A1 Refereed original research article in a scientific journal
Optimal resource allocation : Convex quantile regression approach
Authors: Dai, Sheng; Kuosmanen, Natalia; Kuosmanen, Timo; Liesiö, Juuso
Publisher: Elsevier
Publication year: 2025
Journal: European Journal of Operational Research
Journal name in source: European Journal of Operational Research
ISSN: 0377-2217
eISSN: 1872-6860
DOI: https://doi.org/10.1016/j.ejor.2025.01.003
Web address : https://doi.org/10.1016/j.ejor.2025.01.003
Self-archived copy’s web address: https://research.utu.fi/converis/portal/detail/Publication/491299970
Optimal allocation of resources across sub-units in the context of centralized decision-making systems such as bank branches or supermarket chains is a classical application of operations research and management science. In this paper, we develop quantile allocation models to examine how much the output and productivity could potentially increase if the resources were efficiently allocated between units. We increase robustness to random noise and heteroscedasticity by utilizing the local estimation of multiple production functions using convex quantile regression.
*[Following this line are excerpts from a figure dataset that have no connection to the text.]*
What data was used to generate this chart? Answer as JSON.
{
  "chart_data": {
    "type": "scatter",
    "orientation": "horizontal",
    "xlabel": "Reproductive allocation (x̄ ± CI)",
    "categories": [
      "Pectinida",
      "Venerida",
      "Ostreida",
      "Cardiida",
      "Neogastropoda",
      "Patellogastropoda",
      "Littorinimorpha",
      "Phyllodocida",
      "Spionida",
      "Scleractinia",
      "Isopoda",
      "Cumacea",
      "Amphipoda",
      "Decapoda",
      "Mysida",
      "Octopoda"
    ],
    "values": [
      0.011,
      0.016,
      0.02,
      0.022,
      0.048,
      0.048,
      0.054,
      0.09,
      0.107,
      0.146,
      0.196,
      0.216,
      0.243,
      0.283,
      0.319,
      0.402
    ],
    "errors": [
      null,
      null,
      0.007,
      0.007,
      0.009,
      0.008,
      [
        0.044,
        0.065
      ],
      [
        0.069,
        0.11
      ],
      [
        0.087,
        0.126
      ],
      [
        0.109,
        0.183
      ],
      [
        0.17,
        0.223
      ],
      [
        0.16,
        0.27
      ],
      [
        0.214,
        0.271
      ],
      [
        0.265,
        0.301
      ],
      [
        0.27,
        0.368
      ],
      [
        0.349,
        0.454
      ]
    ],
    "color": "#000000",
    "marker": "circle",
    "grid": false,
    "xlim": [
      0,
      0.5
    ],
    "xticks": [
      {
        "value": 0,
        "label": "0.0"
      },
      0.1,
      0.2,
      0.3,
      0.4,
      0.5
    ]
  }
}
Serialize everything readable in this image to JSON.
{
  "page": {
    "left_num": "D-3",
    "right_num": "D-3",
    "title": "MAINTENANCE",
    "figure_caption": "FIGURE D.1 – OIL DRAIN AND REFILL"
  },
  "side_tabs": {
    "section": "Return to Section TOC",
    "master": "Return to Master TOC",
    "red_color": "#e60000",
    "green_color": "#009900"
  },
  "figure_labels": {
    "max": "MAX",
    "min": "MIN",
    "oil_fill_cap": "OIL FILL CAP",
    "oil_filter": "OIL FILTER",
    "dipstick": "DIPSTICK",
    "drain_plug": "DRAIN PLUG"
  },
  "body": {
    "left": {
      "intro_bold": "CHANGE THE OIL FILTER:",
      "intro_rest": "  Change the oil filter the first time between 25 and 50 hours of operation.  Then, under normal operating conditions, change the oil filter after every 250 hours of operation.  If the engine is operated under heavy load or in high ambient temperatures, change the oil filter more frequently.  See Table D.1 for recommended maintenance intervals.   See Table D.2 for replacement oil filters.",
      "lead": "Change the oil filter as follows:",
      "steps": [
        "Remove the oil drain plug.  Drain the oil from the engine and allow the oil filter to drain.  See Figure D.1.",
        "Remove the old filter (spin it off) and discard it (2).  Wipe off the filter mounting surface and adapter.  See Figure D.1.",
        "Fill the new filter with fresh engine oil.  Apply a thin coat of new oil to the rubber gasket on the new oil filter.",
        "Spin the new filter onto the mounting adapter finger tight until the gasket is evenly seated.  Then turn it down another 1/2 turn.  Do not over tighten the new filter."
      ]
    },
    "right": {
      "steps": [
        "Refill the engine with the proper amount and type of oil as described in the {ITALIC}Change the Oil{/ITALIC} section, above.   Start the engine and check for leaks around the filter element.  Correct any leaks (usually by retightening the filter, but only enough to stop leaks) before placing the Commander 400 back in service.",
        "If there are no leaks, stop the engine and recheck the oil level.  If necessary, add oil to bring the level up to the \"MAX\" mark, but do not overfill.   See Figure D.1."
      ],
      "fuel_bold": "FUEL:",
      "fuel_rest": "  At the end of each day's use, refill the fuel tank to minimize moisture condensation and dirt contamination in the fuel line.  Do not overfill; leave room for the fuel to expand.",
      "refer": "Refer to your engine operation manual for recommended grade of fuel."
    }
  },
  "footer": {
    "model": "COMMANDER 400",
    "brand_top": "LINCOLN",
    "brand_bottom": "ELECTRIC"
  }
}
The quantile allocation models then rely on the estimated shadow prices instead of detailed data of units and allow the entry and exit of units. Our empirical results on Finland’s business sector show that the marginal products of labor and capital largely depart from their respective marginal costs and also reveal that the current allocation of resources is far from optimal. A large potential for productivity gains could be achieved through better allocation, especially for the reallocation of capital, keeping the current technology and resources fixed.
Funding information in the publication:
An earlier version of this paper has been published as Ch. 3 of the non-reviewed report Kuosmanen (2022) commissioned by the Prime Minister’s Office of Finland. The financial support from the Prime Minister’s Office of Finland is gratefully acknowledged.